Although sports betting is legal in New York, online sports betting is not. Now might be the perfect time to change that.
Like most of the country, New York State is enduring unprecedented hardship in 2020. The coronavirus pandemic has the state on pause for the time being and thus, New Yorkers are without their favorite sports teams.
With the vast majority of sports shut down due to COVID-19, sports bettors are left with little to wager on. UFC events are taking place, charity golf matches are coming, and NASCAR is right around the corner, but for the most part, there isn’t much going on in the sports world.
This lull in the action is the perfect opportunity for New York to move forward with something that New York State Senator Joseph Addabbo Jr. says is inevitable: online sports betting. In fact, sports betting is legal in New York, but NY online sports betting is not.
That paradoxical fact combined with the growing number of states passing online sports betting legislation means that New York is bound to pass this measure eventually. Sen. Addabbo feels that this is an opportune time to pass legislation by the end of the year.
“Every day, I am mindful of the negative impact the Coronavirus has inflicted upon our state. This is an unprecedented time we are facing right now, but it also presents us with an unprecedented opportunity,” Sen. Addabbo said in a statement on May 1. “In terms of sporting events, which are shutdown because of the global health crisis, we can utilize this time to institute a ‘Plan, Pass, and Prepare’ mobile sports betting legislative strategy.”

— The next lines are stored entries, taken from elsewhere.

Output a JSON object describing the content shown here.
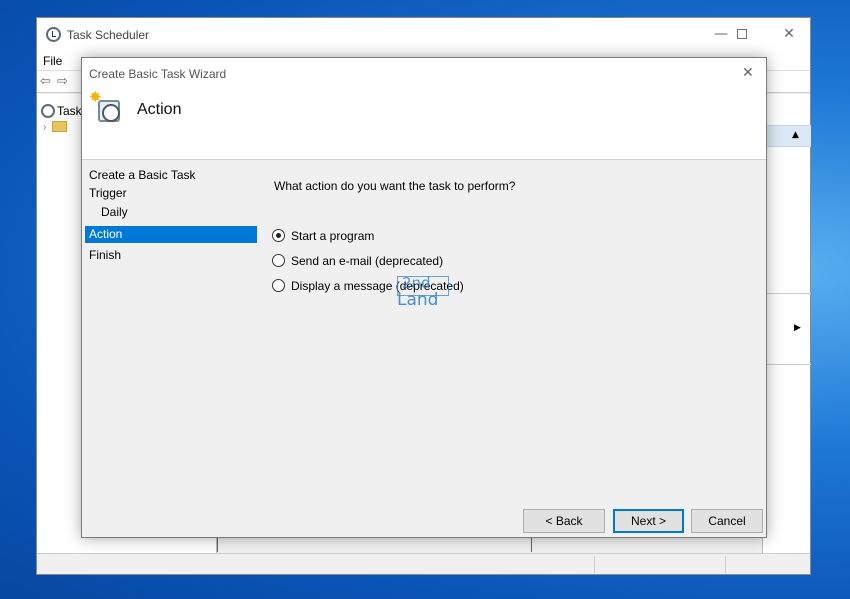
{
  "app": {
    "title": "Task Scheduler",
    "menu": [
      "File"
    ],
    "tree_root_label": "Task",
    "caption_min": "—",
    "caption_close": "✕"
  },
  "wizard": {
    "title": "Create Basic Task Wizard",
    "close_glyph": "✕",
    "header_title": "Action",
    "steps": [
      {
        "label": "Create a Basic Task",
        "active": false
      },
      {
        "label": "Trigger",
        "active": false
      },
      {
        "label": "Daily",
        "active": false,
        "sub": true
      },
      {
        "label": "Action",
        "active": true
      },
      {
        "label": "Finish",
        "active": false
      }
    ],
    "question": "What action do you want the task to perform?",
    "options": [
      {
        "label": "Start a program",
        "selected": true
      },
      {
        "label": "Send an e-mail (deprecated)",
        "selected": false
      },
      {
        "label": "Display a message (deprecated)",
        "selected": false
      }
    ],
    "buttons": {
      "back": "< Back",
      "next": "Next >",
      "cancel": "Cancel"
    }
  },
  "watermark": {
    "line1": "2nd",
    "line2": "Land"
  },
  "colors": {
    "accent": "#0078d7",
    "desktop": "#0a55b8"
  },
  "icons": {
    "app": "clock-icon",
    "wizard_header": "task-clock-star-icon",
    "nav_back": "arrow-left-icon",
    "nav_forward": "arrow-right-icon"
  }
}
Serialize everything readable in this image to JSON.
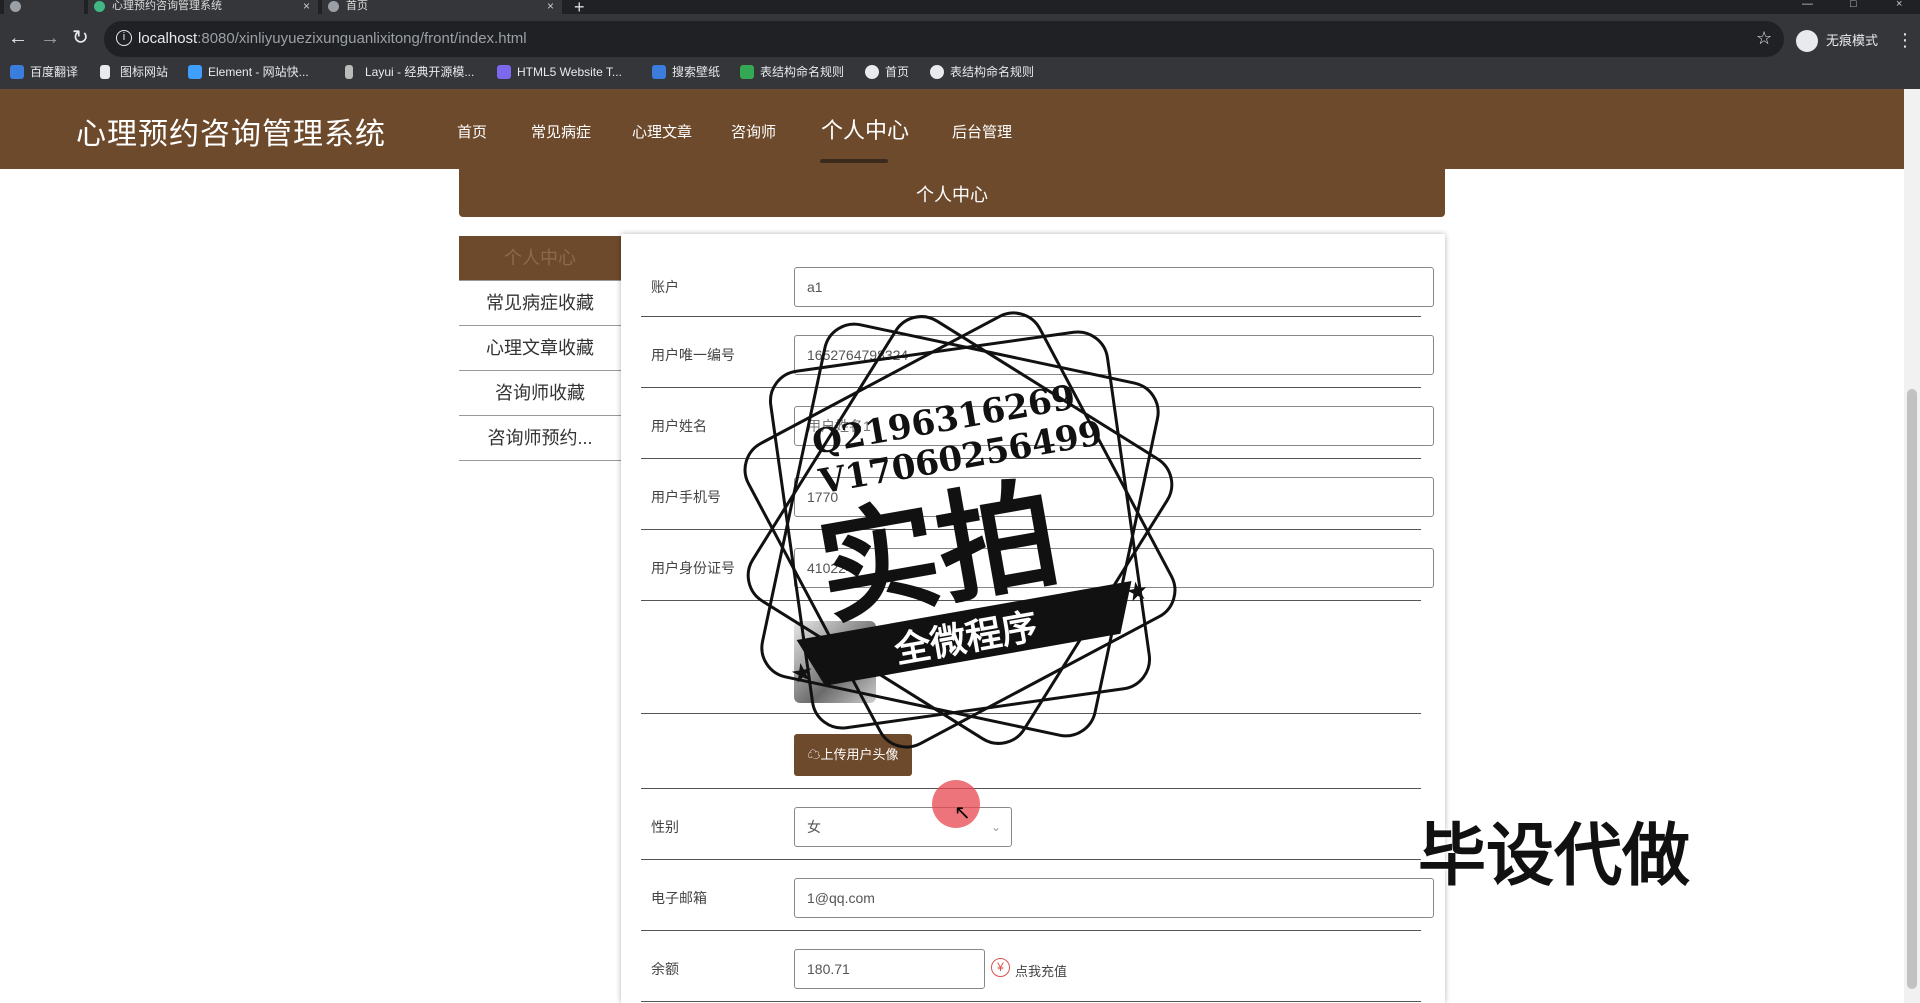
{
  "browser": {
    "tabs": [
      {
        "title": "心理预约咨询管理系统"
      },
      {
        "title": "首页"
      }
    ],
    "url_host": "localhost",
    "url_path": ":8080/xinliyuyuezixunguanlixitong/front/index.html",
    "incognito_label": "无痕模式",
    "bookmarks": [
      "百度翻译",
      "图标网站",
      "Element - 网站快...",
      "Layui - 经典开源模...",
      "HTML5 Website T...",
      "搜索壁纸",
      "表结构命名规则",
      "首页",
      "表结构命名规则"
    ]
  },
  "header": {
    "logo": "心理预约咨询管理系统",
    "nav": [
      "首页",
      "常见病症",
      "心理文章",
      "咨询师",
      "个人中心",
      "后台管理"
    ]
  },
  "banner": {
    "title": "个人中心"
  },
  "side_menu": {
    "items": [
      "个人中心",
      "常见病症收藏",
      "心理文章收藏",
      "咨询师收藏",
      "咨询师预约..."
    ]
  },
  "form": {
    "account": {
      "label": "账户",
      "value": "a1"
    },
    "uid": {
      "label": "用户唯一编号",
      "value": "1652764798324"
    },
    "name": {
      "label": "用户姓名",
      "value": "用户姓名1"
    },
    "phone": {
      "label": "用户手机号",
      "value": "1770"
    },
    "idcard": {
      "label": "用户身份证号",
      "value": "410224"
    },
    "upload_label": "上传用户头像",
    "gender": {
      "label": "性别",
      "value": "女"
    },
    "email": {
      "label": "电子邮箱",
      "value": "1@qq.com"
    },
    "balance": {
      "label": "余额",
      "value": "180.71",
      "recharge": "点我充值"
    }
  },
  "watermark": {
    "line1": "Q2196316269",
    "line2": "V17060256499",
    "big": "实拍",
    "ribbon": "全微程序",
    "corner": "毕设代做"
  },
  "colors": {
    "brand": "#6e4a2c",
    "chrome_dark": "#202124",
    "chrome": "#35363a",
    "recharge_icon": "#d9534f"
  }
}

Sen. Addabbo’s “Plan, Pass, and Prepare” strategy could create a positive out of a negative. Obviously, the health and safety of New Yorkers are the top priorities right now, but the economic toll shouldn’t be overlooked. The revenue brought in by online sports betting could be a massive boon for the state as it rebounds from the current crisis.
With the uncertainty at the state and federal level going forward, New York is going to need to find creative ways to fill its coffers. Online sports betting is one obvious area that the state could take advantage of and there is no better time than the present to get it done.
As of now, the state is leaving tons of revenue on the table. Without online sports betting, some New Yorkers opt to use illegal offshore sportsbooks.
“The fact is we have an illegal activity here in New York,” Sen. Addabbo told ESNY. “It’s basically a billion-dollar industry that we don’t see on our tax returns and the state does not see revenue from the illegal sports betting activity that goes on here in our state.”
It’s difficult to account for an exact dollar amount that New York loses out on to illegal offshore sportsbooks. However, the figures for New York’s losses to New Jersey, a state with legalized online sports betting, are quite clear.
“And of course, we look at other states. Pennsylvania is one of them, but most predominantly is New Jersey,” Sen. Addabbo explained. “And we saw the study that came out earlier in the year that said $837 million of New York money goes to New Jersey last year.”
Sen. Addabbo is referencing a report from Eilers & Krejcik Gaming. That figure accounts for the money that New Yorkers bet in New Jersey in 2019. Although that number is likely to be down in 2020 due to the absence of live sports, New Jersey will continue to reap the benefits of New York bettors once again.
“How do we keep that money here? How do we recoup some of the illegal money? Give our people in New York a safe, responsible, easily accessible way of doing it here. That’s the gameplan.”
That’s where the story comes full circle. Sen. Addabbo’s “Plan, Pass, and Prepare” strategy aims to have an online sports betting bill on Governor Andrew Cuomo’s desk by Dec. 31, 2020. If the bill is signed into law, the state can begin preparing for full-scale implementation of online sports betting.
There are more important things going on in the world than sports right now. There’s no disputing that fact. But make no mistake about it, online sports betting is coming to New York sooner rather than later. Why not move forward with it now when it can help the state recover from unprecedented hardship?
The timing makes complete sense for a state that is going to need an economic boost.